Всё самое страшное начинается очень буднично — и то, что его снова похитили, Матюша понял не сразу. В палату вошли два санитара с марлевыми повязками на лицах, переложили мальчика на каталку и повезли по коридору. Никто и слова не сказал. Широкие больничные коридоры были выкрашены в голубой цвет: за прошедшие сорок лет они не раз перекрашивались, и каждый раз слой краски ложился поверх предыдущего. Санитары были крупными и двигались как-то странно, если не сказать неуклюже. В белых халатах на фоне голубых стен они казались облаками, которые ветер рывками гонит по небу.

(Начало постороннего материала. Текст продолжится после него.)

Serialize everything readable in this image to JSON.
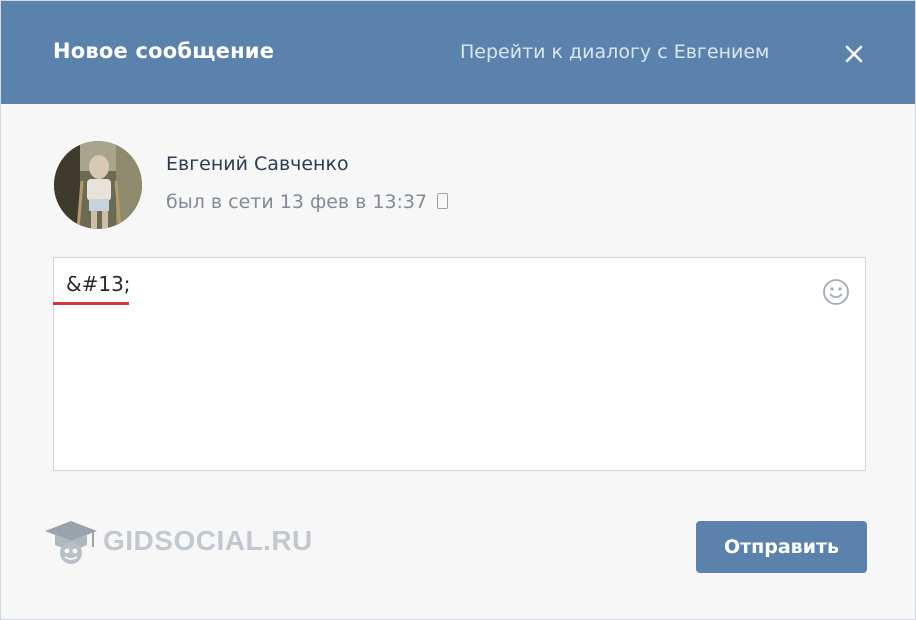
{
  "header": {
    "title": "Новое сообщение",
    "goto_dialog_link": "Перейти к диалогу с Евгением",
    "close_icon": "close-icon"
  },
  "user": {
    "name": "Евгений Савченко",
    "status": "был в сети 13 фев в 13:37",
    "device_icon": "mobile-phone-icon",
    "avatar": "user-avatar-photo"
  },
  "composer": {
    "message_text": "&#13;",
    "emoji_icon": "smile-icon",
    "spellcheck_marker": "red-underline"
  },
  "footer": {
    "send_label": "Отправить",
    "watermark": "GIDSOCIAL.RU"
  },
  "colors": {
    "header_bg": "#5b82ad",
    "button_bg": "#5b82ad",
    "dialog_bg": "#f7f7f7",
    "name_color": "#2b3c52",
    "status_color": "#828b95",
    "spellcheck_red": "#d9343a"
  }
}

Матюша спросил, куда его везут, но облака не ответили. В просторном лифте они опустились на первый этаж и через вестибюль центрального выхода выкатились на улицу. Только тут Матюша забеспокоился. Через минуту к пандусу у входа подъехала «неотложка», задняя дверь её распахнулась и каталку с мальчиком запихнули вовнутрь. Беспокойство мальчика сменил испуг и он громко закричал, но большая рука в перчатке зажала ему рот. Он поднял глаза и сжался от страха: из-под марлевой повязки на него смотрели два больших глаза. Эти глаза не принадлежали человеку. «Неотложка» двинулась с места, но вскоре остановилась — у шлагбаума при выезде с территории больницы. Мальчик рванулся, вывернулся из-под руки (или лапы?), зажимавшей ему рот, и что есть силы заорал:

— По-мо-ги-те!

Голос сорвался на фальцет, так что вышел даже не крик, а визг. Заткнуть соскользнувшего на пол мальчишку оказалось совсем не простым делом: он крутился, лягался, толкался и одновременно отчаянно визжал. Потому не слышал, как дежурный у шлагбаума спросил водителя:

— Кто там у вас?

— Буйного в психушку везём, — просипел тот.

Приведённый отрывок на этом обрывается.